In keeping with the weapons available to front-line officers, the AOS are issued with the following equipment:
- Glock 17 pistol
- Bushmaster M4A3 carbine with multiple accessories installed such as Surefire Flashlights, Aimpoint and EOTech optics, front grips, and slings. Replaced by LMT MARS-L piston carbine
- 7.62mm Designated Marksman Rifle
- Remington 870 shotgun
- Heckler & Koch HK69A1 grenade launcher
- Accuracy International AW sniper rifle
- Tactical vests and Ballistic vests
- Kevlar helmets
- Ballistic shields
- Drop-leg holsters and magazine pouches (optional to the officer)

For deployment of CS gas, the Remington 870 shotgun and HK69A1 grenade launcher can be used while the shotgun may also apply for breaching purposes. In 2013, three AOS units Auckland, Wellington and Christchurch were issued with non-lethal 40mm XM1006 sponge rounds that are fired from the HK69 grenade launcher. In 2015, all AOS units were issued with sponge rounds.

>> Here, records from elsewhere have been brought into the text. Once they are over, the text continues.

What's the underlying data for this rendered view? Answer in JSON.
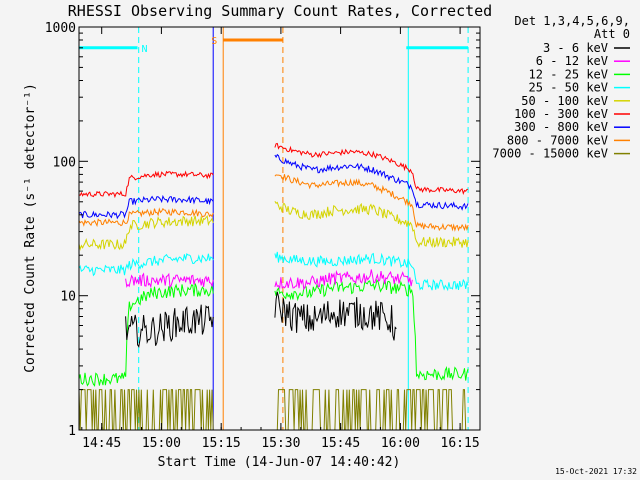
{
  "chart_data": {
    "type": "line",
    "title": "RHESSI Observing Summary Count Rates, Corrected",
    "xlabel": "Start Time (14-Jun-07 14:40:42)",
    "ylabel": "Corrected Count Rate (s⁻¹ detector⁻¹)",
    "y_scale": "log",
    "ylim": [
      1,
      1000
    ],
    "x_unit": "minutes after 14:40",
    "xlim": [
      -0.7,
      100
    ],
    "x_ticks": [
      {
        "t": 5,
        "label": "14:45"
      },
      {
        "t": 20,
        "label": "15:00"
      },
      {
        "t": 35,
        "label": "15:15"
      },
      {
        "t": 50,
        "label": "15:30"
      },
      {
        "t": 65,
        "label": "15:45"
      },
      {
        "t": 80,
        "label": "16:00"
      },
      {
        "t": 95,
        "label": "16:15"
      }
    ],
    "y_ticks": [
      {
        "v": 1,
        "label": "1"
      },
      {
        "v": 10,
        "label": "10"
      },
      {
        "v": 100,
        "label": "100"
      },
      {
        "v": 1000,
        "label": "1000"
      }
    ],
    "legend": {
      "position": "right",
      "header": [
        "Det 1,3,4,5,6,9,",
        "Att 0"
      ]
    },
    "series": [
      {
        "name": "3 - 6 keV",
        "color": "#000000",
        "segments": [
          {
            "x": [
              11,
              18,
              26,
              33
            ],
            "y": [
              null,
              5.5,
              6.5,
              6.5
            ],
            "noise": 0.12
          },
          {
            "x": [
              48.5,
              53,
              58,
              63,
              68,
              73,
              78,
              79
            ],
            "y": [
              8.5,
              7,
              6.5,
              7.5,
              7.5,
              7.2,
              6.5,
              5
            ],
            "noise": 0.12
          }
        ]
      },
      {
        "name": "6 - 12 keV",
        "color": "#ff00ff",
        "segments": [
          {
            "x": [
              11,
              18,
              26,
              33
            ],
            "y": [
              null,
              13,
              13,
              13
            ],
            "noise": 0.05
          },
          {
            "x": [
              48.5,
              53,
              58,
              63,
              68,
              73,
              78,
              83
            ],
            "y": [
              12.5,
              12.5,
              12.5,
              13.5,
              13.5,
              14,
              13.5,
              13
            ],
            "noise": 0.05
          }
        ]
      },
      {
        "name": "12 - 25 keV",
        "color": "#00ff00",
        "segments": [
          {
            "x": [
              -0.7,
              11,
              12,
              18,
              26,
              33
            ],
            "y": [
              2.4,
              2.4,
              8.5,
              10.5,
              11,
              11
            ],
            "noise": 0.05
          },
          {
            "x": [
              48.5,
              53,
              58,
              63,
              68,
              73,
              78,
              83,
              84,
              97
            ],
            "y": [
              10.5,
              10.5,
              10.5,
              11.5,
              11.5,
              12,
              11.5,
              11,
              2.6,
              2.6
            ],
            "noise": 0.05
          }
        ]
      },
      {
        "name": "25 - 50 keV",
        "color": "#00ffff",
        "segments": [
          {
            "x": [
              -0.7,
              11,
              12,
              18,
              26,
              33
            ],
            "y": [
              15.5,
              15.5,
              17,
              18,
              19,
              19
            ],
            "noise": 0.04
          },
          {
            "x": [
              48.5,
              53,
              58,
              63,
              68,
              73,
              78,
              83,
              84,
              97
            ],
            "y": [
              19.5,
              18.5,
              18,
              18,
              18.5,
              19,
              18,
              17,
              12,
              12
            ],
            "noise": 0.04
          }
        ]
      },
      {
        "name": "50 - 100 keV",
        "color": "#d4d400",
        "segments": [
          {
            "x": [
              -0.7,
              11,
              12,
              18,
              26,
              33
            ],
            "y": [
              24,
              24,
              33,
              35,
              36,
              36
            ],
            "noise": 0.04
          },
          {
            "x": [
              48.5,
              53,
              58,
              63,
              68,
              73,
              78,
              83,
              84,
              97
            ],
            "y": [
              48,
              42,
              40,
              43,
              44,
              44,
              38,
              34,
              25,
              25
            ],
            "noise": 0.04
          }
        ]
      },
      {
        "name": "100 - 300 keV",
        "color": "#ff0000",
        "segments": [
          {
            "x": [
              -0.7,
              11,
              12,
              18,
              26,
              33
            ],
            "y": [
              57,
              57,
              75,
              80,
              80,
              78
            ],
            "noise": 0.02
          },
          {
            "x": [
              48.5,
              53,
              58,
              63,
              68,
              73,
              78,
              83,
              84,
              97
            ],
            "y": [
              132,
              120,
              112,
              115,
              118,
              113,
              100,
              85,
              62,
              60
            ],
            "noise": 0.02
          }
        ]
      },
      {
        "name": "300 - 800 keV",
        "color": "#0000ff",
        "segments": [
          {
            "x": [
              -0.7,
              11,
              12,
              18,
              26,
              33
            ],
            "y": [
              40,
              40,
              50,
              52,
              52,
              50
            ],
            "noise": 0.025
          },
          {
            "x": [
              48.5,
              53,
              58,
              63,
              68,
              73,
              78,
              83,
              84,
              97
            ],
            "y": [
              108,
              95,
              86,
              90,
              93,
              87,
              75,
              65,
              48,
              46
            ],
            "noise": 0.025
          }
        ]
      },
      {
        "name": "800 - 7000 keV",
        "color": "#ff8000",
        "segments": [
          {
            "x": [
              -0.7,
              11,
              12,
              18,
              26,
              33
            ],
            "y": [
              35,
              35,
              40,
              42,
              42,
              40
            ],
            "noise": 0.025
          },
          {
            "x": [
              48.5,
              53,
              58,
              63,
              68,
              73,
              78,
              83,
              84,
              97
            ],
            "y": [
              82,
              72,
              66,
              68,
              70,
              66,
              57,
              48,
              33,
              32
            ],
            "noise": 0.025
          }
        ]
      },
      {
        "name": "7000 - 15000 keV",
        "color": "#808000",
        "segments": [
          {
            "x": [
              -0.7,
              33
            ],
            "y": [
              1.45,
              1.45
            ],
            "noise": 0
          },
          {
            "x": [
              48.5,
              97
            ],
            "y": [
              1.45,
              1.45
            ],
            "noise": 0
          }
        ]
      }
    ],
    "flag_bars": [
      {
        "x0": -0.7,
        "x1": 14,
        "v": 700,
        "color": "#00ffff",
        "label": "N"
      },
      {
        "x0": 81.5,
        "x1": 97,
        "v": 700,
        "color": "#00ffff",
        "label": ""
      },
      {
        "x0": 35.5,
        "x1": 50.5,
        "v": 800,
        "color": "#ff8000",
        "label": "S"
      }
    ],
    "vlines": [
      {
        "t": 14.3,
        "color": "#00ffff",
        "dash": true
      },
      {
        "t": 82,
        "color": "#00ffff",
        "dash": false
      },
      {
        "t": 97,
        "color": "#00ffff",
        "dash": true
      },
      {
        "t": 35.5,
        "color": "#ff8000",
        "dash": false
      },
      {
        "t": 50.5,
        "color": "#ff8000",
        "dash": true
      },
      {
        "t": 33,
        "color": "#0000ff",
        "dash": false
      }
    ]
  },
  "footer": {
    "timestamp": "15-Oct-2021 17:32"
  }
}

When responding to incidents, or executing planned operations, AOS members use both standard marked and unmarked cars, and large four-wheel drive vehicles, such as the Nissan Patrol. These are fitted with running boards and roof rails, to allow officers to stand on the side while the vehicle is in motion, as well as having enclosed boxes on the roof for carrying equipment. In 2009, two New Zealand Army LAV III light armour vehicles were used in response to the Napier shootings.